D’Auxerre à Vézelay : un pèlerinage bourguignon (1)

Publié le 21 septembre 2011 par Jlhuss

1 ère étape : Auxerre – Bessy sur Cure (28 km)

Le piéton ou le vététiste désireux de relier Auxerre à Vézelay n’est en rien obligé de suivre l’itinéraire que je vais décrire. L’examen attentif des cartes IGN permettra, à qui voudra, de s’inventer un autre chemin qui sera forcément le meilleur puisqu’il sera le sien. Celui que je vous propose nécessite la possession des cartes 2620 E, 2720 O, 2721 O et 2722 ET, et un équipement de randonneur moyen (le point culminant de ce parcours atteint très péniblement les trois cents mètres au dessus du niveau de la mer). Une seule recommandation, le sol est parfois glissant et les chiens hargneux. N'oubliez pas votre bourdon ou les deux bâtons télescopiques, à manche antichoc, qu’on vous a offerts pour votre anniversaire. Cette précaution prise, il est temps de rentrer dans le vif du sujet. Et de se mettre en route pour la première étape :

Aussi incroyable que cela paraisse, Auxerre est pourvue d’une gare où, par la grâce conjointe de la SNCF et de la Région, des rames siglées Bourgogne, arrivent et partent régulièrement en provenance ou à destination du reste du monde connu. Hôtels, chambres d’hôtes ou gîte d’étape, vous avez le choix de l’hébergement, comme celui de l’endroit où, en prévision de l’effort du lendemain, vous irez faire provision de sucres lents. Les horaires des trains étant ce qu’ils sont, entre le moment ou vous entrerez en possession de votre chambre et celui où vous vous mettrez les pieds sous la table vous disposerez de quelques heures. Pourquoi ne pas les occuper en vous promenant dans les rues de la vieille ville ?

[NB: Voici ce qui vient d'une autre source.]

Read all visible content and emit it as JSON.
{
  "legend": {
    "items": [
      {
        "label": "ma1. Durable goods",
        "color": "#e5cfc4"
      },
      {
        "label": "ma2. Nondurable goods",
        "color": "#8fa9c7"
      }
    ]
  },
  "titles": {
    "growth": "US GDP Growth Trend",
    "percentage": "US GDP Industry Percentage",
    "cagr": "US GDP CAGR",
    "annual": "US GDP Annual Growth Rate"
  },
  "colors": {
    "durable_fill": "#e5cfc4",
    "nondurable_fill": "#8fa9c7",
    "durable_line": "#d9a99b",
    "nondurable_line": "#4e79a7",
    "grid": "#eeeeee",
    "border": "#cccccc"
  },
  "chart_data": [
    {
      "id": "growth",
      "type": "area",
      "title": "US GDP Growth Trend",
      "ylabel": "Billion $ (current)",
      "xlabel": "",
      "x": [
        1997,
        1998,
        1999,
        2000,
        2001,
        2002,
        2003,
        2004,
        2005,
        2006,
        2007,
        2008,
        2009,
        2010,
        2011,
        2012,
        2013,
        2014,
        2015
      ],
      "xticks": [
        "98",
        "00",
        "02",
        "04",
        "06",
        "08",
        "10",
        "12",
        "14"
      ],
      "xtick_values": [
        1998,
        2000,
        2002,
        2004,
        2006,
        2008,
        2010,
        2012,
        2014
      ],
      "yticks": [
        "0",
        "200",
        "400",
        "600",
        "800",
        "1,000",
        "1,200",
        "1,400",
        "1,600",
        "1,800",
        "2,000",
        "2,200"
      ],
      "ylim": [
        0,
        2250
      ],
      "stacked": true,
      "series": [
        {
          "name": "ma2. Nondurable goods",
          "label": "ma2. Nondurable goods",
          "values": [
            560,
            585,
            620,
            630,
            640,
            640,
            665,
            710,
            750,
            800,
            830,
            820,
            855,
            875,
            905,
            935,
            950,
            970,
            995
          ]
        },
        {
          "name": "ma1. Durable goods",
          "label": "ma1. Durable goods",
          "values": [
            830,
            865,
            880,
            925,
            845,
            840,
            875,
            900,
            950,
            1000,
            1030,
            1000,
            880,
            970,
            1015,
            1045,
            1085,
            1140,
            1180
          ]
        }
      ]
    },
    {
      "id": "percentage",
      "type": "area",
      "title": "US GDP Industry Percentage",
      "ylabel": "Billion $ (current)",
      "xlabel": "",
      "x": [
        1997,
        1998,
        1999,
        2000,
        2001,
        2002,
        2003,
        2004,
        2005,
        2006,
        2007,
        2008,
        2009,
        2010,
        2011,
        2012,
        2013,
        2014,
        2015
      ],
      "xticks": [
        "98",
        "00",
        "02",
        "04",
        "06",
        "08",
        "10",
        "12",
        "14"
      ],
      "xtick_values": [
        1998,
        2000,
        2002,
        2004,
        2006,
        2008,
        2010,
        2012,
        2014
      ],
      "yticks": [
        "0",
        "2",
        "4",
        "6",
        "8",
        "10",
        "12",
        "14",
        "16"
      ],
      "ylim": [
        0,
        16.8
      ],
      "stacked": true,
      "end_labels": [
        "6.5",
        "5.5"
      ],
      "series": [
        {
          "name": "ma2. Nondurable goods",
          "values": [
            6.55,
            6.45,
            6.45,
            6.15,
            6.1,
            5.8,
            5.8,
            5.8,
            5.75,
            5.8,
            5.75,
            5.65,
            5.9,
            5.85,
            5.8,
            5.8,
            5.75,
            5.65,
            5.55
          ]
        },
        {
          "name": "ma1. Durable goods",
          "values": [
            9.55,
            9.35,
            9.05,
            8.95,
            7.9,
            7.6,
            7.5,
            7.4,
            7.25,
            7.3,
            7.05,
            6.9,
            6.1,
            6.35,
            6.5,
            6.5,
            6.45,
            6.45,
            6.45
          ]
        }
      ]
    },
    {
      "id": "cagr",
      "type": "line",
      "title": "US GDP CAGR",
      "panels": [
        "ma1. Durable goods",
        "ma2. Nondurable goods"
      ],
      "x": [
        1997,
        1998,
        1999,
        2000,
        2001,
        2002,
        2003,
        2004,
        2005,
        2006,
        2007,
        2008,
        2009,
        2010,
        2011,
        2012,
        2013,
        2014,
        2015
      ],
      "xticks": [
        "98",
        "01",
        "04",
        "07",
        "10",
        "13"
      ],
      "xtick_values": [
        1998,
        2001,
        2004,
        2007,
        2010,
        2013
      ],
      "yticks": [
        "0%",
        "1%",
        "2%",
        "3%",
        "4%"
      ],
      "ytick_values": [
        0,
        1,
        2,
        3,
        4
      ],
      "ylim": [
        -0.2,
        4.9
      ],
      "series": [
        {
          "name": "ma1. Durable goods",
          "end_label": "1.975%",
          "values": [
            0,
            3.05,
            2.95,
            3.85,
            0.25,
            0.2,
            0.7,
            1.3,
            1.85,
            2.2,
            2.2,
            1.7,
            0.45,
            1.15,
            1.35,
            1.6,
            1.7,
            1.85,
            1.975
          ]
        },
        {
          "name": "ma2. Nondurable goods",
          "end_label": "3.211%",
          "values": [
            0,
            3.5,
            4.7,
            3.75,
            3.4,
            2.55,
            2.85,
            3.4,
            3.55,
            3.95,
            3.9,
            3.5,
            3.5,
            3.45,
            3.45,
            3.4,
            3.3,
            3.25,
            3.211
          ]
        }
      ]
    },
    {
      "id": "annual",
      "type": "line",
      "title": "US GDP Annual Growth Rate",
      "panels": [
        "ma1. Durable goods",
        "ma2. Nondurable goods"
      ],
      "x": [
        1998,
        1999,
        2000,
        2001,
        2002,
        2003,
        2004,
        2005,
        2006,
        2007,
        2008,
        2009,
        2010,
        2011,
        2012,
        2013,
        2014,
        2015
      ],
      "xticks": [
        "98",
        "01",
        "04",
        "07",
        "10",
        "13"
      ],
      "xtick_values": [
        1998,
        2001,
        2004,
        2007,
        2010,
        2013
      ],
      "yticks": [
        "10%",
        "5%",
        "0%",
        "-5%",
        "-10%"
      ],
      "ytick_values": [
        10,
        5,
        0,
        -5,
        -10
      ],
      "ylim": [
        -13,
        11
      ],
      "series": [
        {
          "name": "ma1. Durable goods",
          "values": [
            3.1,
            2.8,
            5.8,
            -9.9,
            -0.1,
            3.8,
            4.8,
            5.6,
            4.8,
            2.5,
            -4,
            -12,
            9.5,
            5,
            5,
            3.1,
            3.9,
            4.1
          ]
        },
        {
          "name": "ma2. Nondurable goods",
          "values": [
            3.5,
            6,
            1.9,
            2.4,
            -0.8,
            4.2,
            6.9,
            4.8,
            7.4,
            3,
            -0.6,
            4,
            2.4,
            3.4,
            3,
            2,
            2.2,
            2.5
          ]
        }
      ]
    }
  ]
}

Allez contempler, dans l’ancienne abbatiale Saint Germain, certaines des plus vieilles peintures murales de France. Vous joindrez l’utile à l’agréable car c’est là, au pied de la tour Saint Jean qu’est fixé le point de départ du pèlerinage. Inutile de chercher à régler votre montre sur son horloge. Elle est arrêtée depuis des décennies. Cette manie d’exposer à la vue du public des horloges dont les aiguilles restent désespérément immobiles, est une spécialité de la ville. Celle qui, à côté de la mairie, décore la Tour gaillarde a elle aussi cessé d’indiquer les phases de la lune et les heures solaires et administratives depuis belle lurette. Défaut mineur qui n’empêche pas les touristes de la photographier avec entrain son cadran et ses devises latines. Cette désinvolture dans l’entretien des appareils à mesurer le temps remonte sans doute à la grande révolte des vignerons auxerrois. La bourgeoisie locale avait voulu imposer des horaires de travail réglés par la cloche municipale, alors que de toute éternité c’est le soleil qui fixait la durée de leur journée L’affaire se régla à coups de bêches et de sabots et, temporairement, les vignerons eurent l’avantage.

[notre "objectif"]

Passons ! Et venons en à l'essentiel. Il est un peu plus ou un peu moins de huit heures du matin, l’air est pur et le vent léger. Les faucons pèlerins qui nichent sur les hauteurs de la cathédrale choisissent le pigeon de leur petit-déjeuner. Vous êtes rempli d’optimisme et de calories et c’est d’un pas à la fois ferme et rapide vous vous orientez plein sud pour descendre la première partie de la rue Cochois, avant de grimper la deuxième partie, laquelle vous amène à la hauteur de la préfecture puis de la cathédrale. Ceux qui croient au ciel, pousseront la porte du transept nord pour y faire de rapides dévotions. Les autres en levant le nez, chercheront à deviner d’où souffle le vent qui fait grincer la girouette de la tour (précaution indispensable s’ils se sont mis en marche le dimanche des Rameaux). Tous auront une petite pensée pour, au choix, Jeanne d’Arc, Bonaparte ou les volontaires marseillais de 92 qui tous, s’arrêtèrent sur la place que vous traversez en diagonale.
Quelques mètres dans la rue Fourier (inventeur des séries du même nom) et à gauche toutes pour descendre la rue Maison Fort, puis la rue Joubert jusqu’à la rue du Pont (ainsi appelée parce que, oh surprise ! si on la prend à senestre, on arrive à un pont). Mais justement, après l'avoir traversée, on tourne à droite et on la suit jusqu’aux feux tricolores du boulevard Vaulabelle sous lequel dorment les pierres des fortifications de la cité.
Engagez vous, en face dans la voie Agrippe, baptisée rue Louis Richard depuis qu’elle a été recouverte de bitume et bordée de trottoir. Suivez la jusqu’à une seconde série de feux. Ils vous permettront de franchir en sécurité, l'avenue Yver baptisée ainsi en l’honneur d’un lointain bienfaiteur de la ville. Continuez toujours tout droit sur le large bas-côté qui borde la Voie, redevenue Romaine, jusqu’à un bosquet de pins noirs d’Autriche, d’où, en vous retournant, vous aurez sur Auxerre une vue de carte postale.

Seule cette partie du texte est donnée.